J'ai été très surpris de voir à quel point il s'agit vraiment d'une BD et absolument pas d'un livre illustré ou d'une suite d'images accompagnées d'un texte narratif trop décousu. A l'exception près d'une répétition un peu malheureuse des mots "Monsieur Jabot" en entame de presque chaque phrase en début d'album, la narration est fluide et ne parait pas avoir vieilli malgré ses presque 200 ans d'âge.
Le dessin est caricatural et s'épargne le plus souvent les décors mais il est agréable et le héros, Mr Jabot, est amusant par sa seule représentation. Il s'agit d'un homme riche et un peu vantard qui souhaite ardemment plaire en société et fait tout pour cela, quitte à prendre des poses ridicules et à agir de manière totalement artificielle.

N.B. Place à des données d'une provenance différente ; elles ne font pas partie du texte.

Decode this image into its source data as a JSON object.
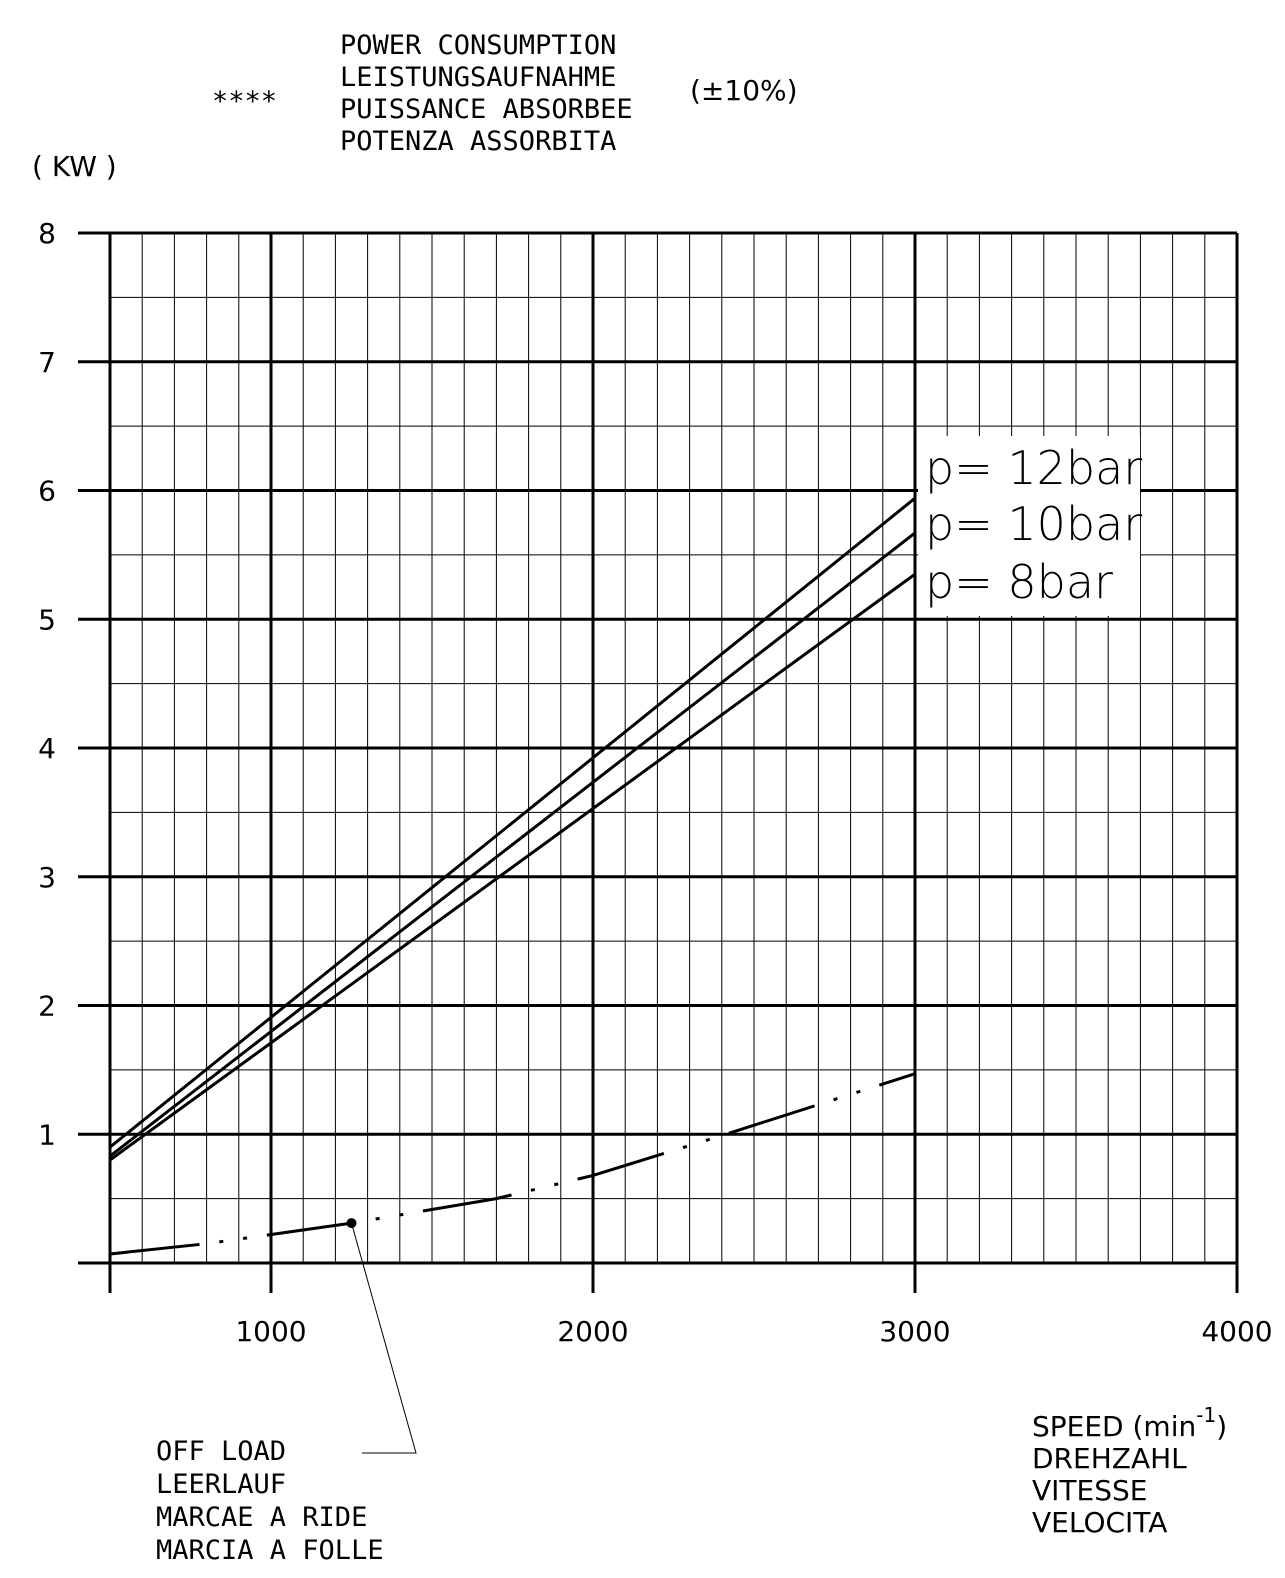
{
  "header": {
    "title_lines": [
      "POWER CONSUMPTION",
      "LEISTUNGSAUFNAHME",
      "PUISSANCE ABSORBEE",
      "POTENZA ASSORBITA"
    ],
    "marker": "****",
    "tolerance": "(±10%)",
    "y_unit": "( KW )"
  },
  "footer": {
    "offload_lines": [
      "OFF LOAD",
      "LEERLAUF",
      "MARCAE A RIDE",
      "MARCIA A FOLLE"
    ],
    "speed_lines": [
      "DREHZAHL",
      "VITESSE",
      "VELOCITA"
    ],
    "speed_title": "SPEED (min",
    "speed_exp": "-1",
    "speed_close": ")"
  },
  "chart_data": {
    "type": "line",
    "xlim": [
      500,
      4000
    ],
    "ylim": [
      0,
      8
    ],
    "x_ticks": [
      1000,
      2000,
      3000,
      4000
    ],
    "y_ticks": [
      1,
      2,
      3,
      4,
      5,
      6,
      7,
      8
    ],
    "grid": true,
    "series": [
      {
        "name": "p= 12bar",
        "x": [
          500,
          3000
        ],
        "y": [
          0.9,
          5.94
        ]
      },
      {
        "name": "p= 10bar",
        "x": [
          500,
          3000
        ],
        "y": [
          0.83,
          5.67
        ]
      },
      {
        "name": "p= 8bar",
        "x": [
          500,
          3000
        ],
        "y": [
          0.8,
          5.35
        ]
      },
      {
        "name": "OFF LOAD",
        "style": "dashed",
        "x": [
          500,
          800,
          1250,
          1700,
          2000,
          2400,
          3000
        ],
        "y": [
          0.07,
          0.15,
          0.31,
          0.5,
          0.68,
          0.99,
          1.47
        ]
      }
    ],
    "offload_marker": {
      "x": 1250,
      "y": 0.31
    }
  }
}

Après un début un peu laborieux le temps de se faire à l'écriture manuscrite à l'ancienne, le récit se révèle drôle, vraiment drôle. On dirait un vaudeville très réussi, avec des gags burlesques mais qui tombent juste et trouvent dans la narration un rythme excellent. Cela aurait été publié dans les années 2000, à la manière de ces BD indépendantes volontairement rétro d'aspect, cela aurait été tout aussi amusant à mes yeux.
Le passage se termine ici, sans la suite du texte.